Some pork producers invest significant effort seeking higher-value, low-volume niche markets. Let me make a radical comment. My markets include the 95 per cent. Who are the 95 per cent?
They are consumers who eat meat. They primarily buy from the major grocery store, restaurant and hotel sectors. They are the 66 per cent of self-described vegetarians who eat meat (Psychology Today, Herzog, June 2011). They are to be found here in Canada and around the world. I want to align my farm with processors seeking to profitably supply these consumers. Indeed, the ability to do so represents a very large niche market.
What do the 95 per cent want? I claim they want value, high quality pork and confidence that the meat is both safe and was raised by producers providing high levels of animal care. Value is very important. The 95 per cent are unsure what good animal care means. About two per cent of consumers are trying to define this for them.
Animal care definitions are confusing. For example, the term "animal welfare" has been used, in multiple ways, since the 1970s. One of the five "freedoms" listed under the "animal welfare" definition is "the freedom to express natural behavior." This well-meaning assumption is behind the lobby effort to remove sows from "single-sow gestation pens" and push them into group housing, so they can move around.
We producers, and our veterinarians, well know that "providing the right to express natural behaviour" in group housing also means providing dominant sows the opportunity to bully and intimidate submissive sows. Some "feel good" videos of selected group sow housing facilities do not match the reality faced by submissive sows in most group housing situations.

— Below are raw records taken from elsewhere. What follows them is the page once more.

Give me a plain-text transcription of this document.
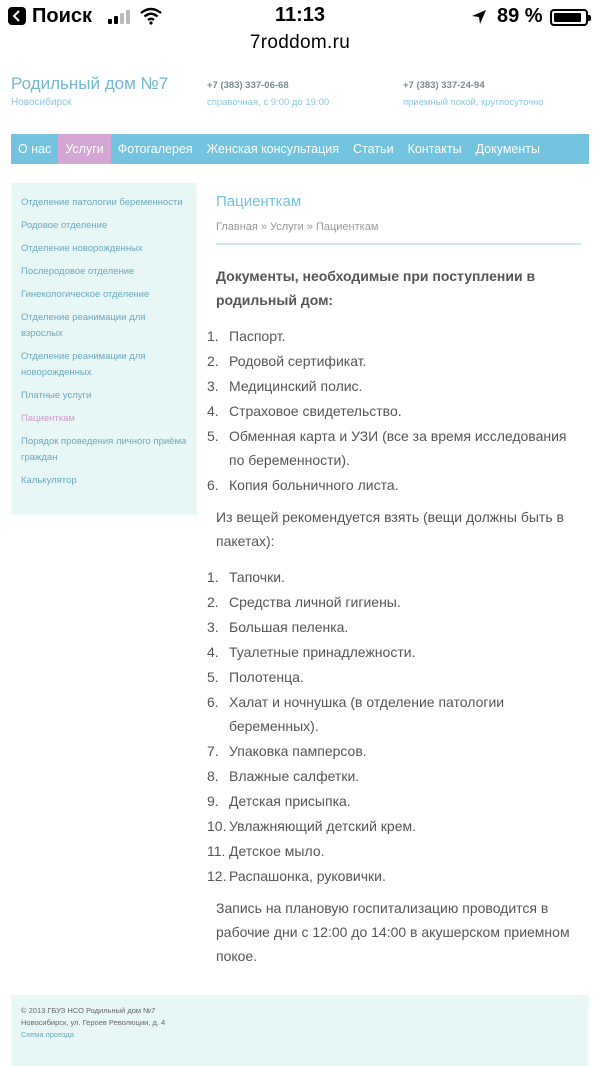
Поиск	11:13	89 %
7roddom.ru
Родильный дом №7
Новосибирск
+7 (383) 337-06-68
справочная, с 9:00 до 19:00
+7 (383) 337-24-94
приемный покой, круглосуточно
О нас	Услуги	Фотогалерея	Женская консультация	Статьи	Контакты	Документы
Отделение патологии беременности
Родовое отделение
Отделение новорожденных
Послеродовое отделение
Гинекологическое отделение
Отделение реанимации для взрослых
Отделение реанимации для новорожденных
Платные услуги
Пациенткам
Порядок проведения личного приёма граждан
Калькулятор
Пациенткам
Главная » Услуги » Пациенткам
Документы, необходимые при поступлении в родильный дом:
1. Паспорт.
2. Родовой сертификат.
3. Медицинский полис.
4. Страховое свидетельство.
5. Обменная карта и УЗИ (все за время исследования по беременности).
6. Копия больничного листа.
Из вещей рекомендуется взять (вещи должны быть в пакетах):
1. Тапочки.
2. Средства личной гигиены.
3. Большая пеленка.
4. Туалетные принадлежности.
5. Полотенца.
6. Халат и ночнушка (в отделение патологии беременных).
7. Упаковка памперсов.
8. Влажные салфетки.
9. Детская присыпка.
10. Увлажняющий детский крем.
11. Детское мыло.
12. Распашонка, руковички.
Запись на плановую госпитализацию проводится в рабочие дни с 12:00 до 14:00 в акушерском приемном покое.
© 2013 ГБУЗ НСО Родильный дом №7
Новосибирск, ул. Героев Революции, д. 4
Схема проезда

Group sow housing systems are being implemented from a "give them what they want" marketing standpoint. Ironically, this is forcing sow housing changes with no corresponding improvements – and in fact reductions – in sow care and well-being. One measure of animal care is sow mortality. Curiously, some "animal welfare" proponents claim mortality levels are not relevant considerations when evaluating sow welfare.
At RFW Farms our pork production system has a five-year average sow mortality rate of 3.3 per cent. Industry data from sources like Meta Farms and PigChamp show sow mortality averages over seven per cent and in many cases exceeds 10 per cent. Forced facility conversions to group sow housing may well see sow mortality increases. I cannot accept changing existing sow housing facilities at the risk of lowering our animal care standards.
Our Canadian pork industry risks trying to satisfy all possible markets and lobby groups without focusing on what matters to 95 per cent of our customers – value, meat quality, food safety and animal care. Recent changes to sow housing in the Code of Practice for the Care and Handling of Pigs represents "give them what they want" marketing, targeting the two per cent. We risk lowering animal care standards while also making our industry less competitive. This, I cannot understand.
Our farm wants to produce pork efficiently and professionally at the highest standards of quality, food safety and animal care. We want to market to the 95 per cent. This, I can understand. BP
James Reesor is owner and president of RFW Farms, a multi-site, farrow-to-finish operation based in Grimsby.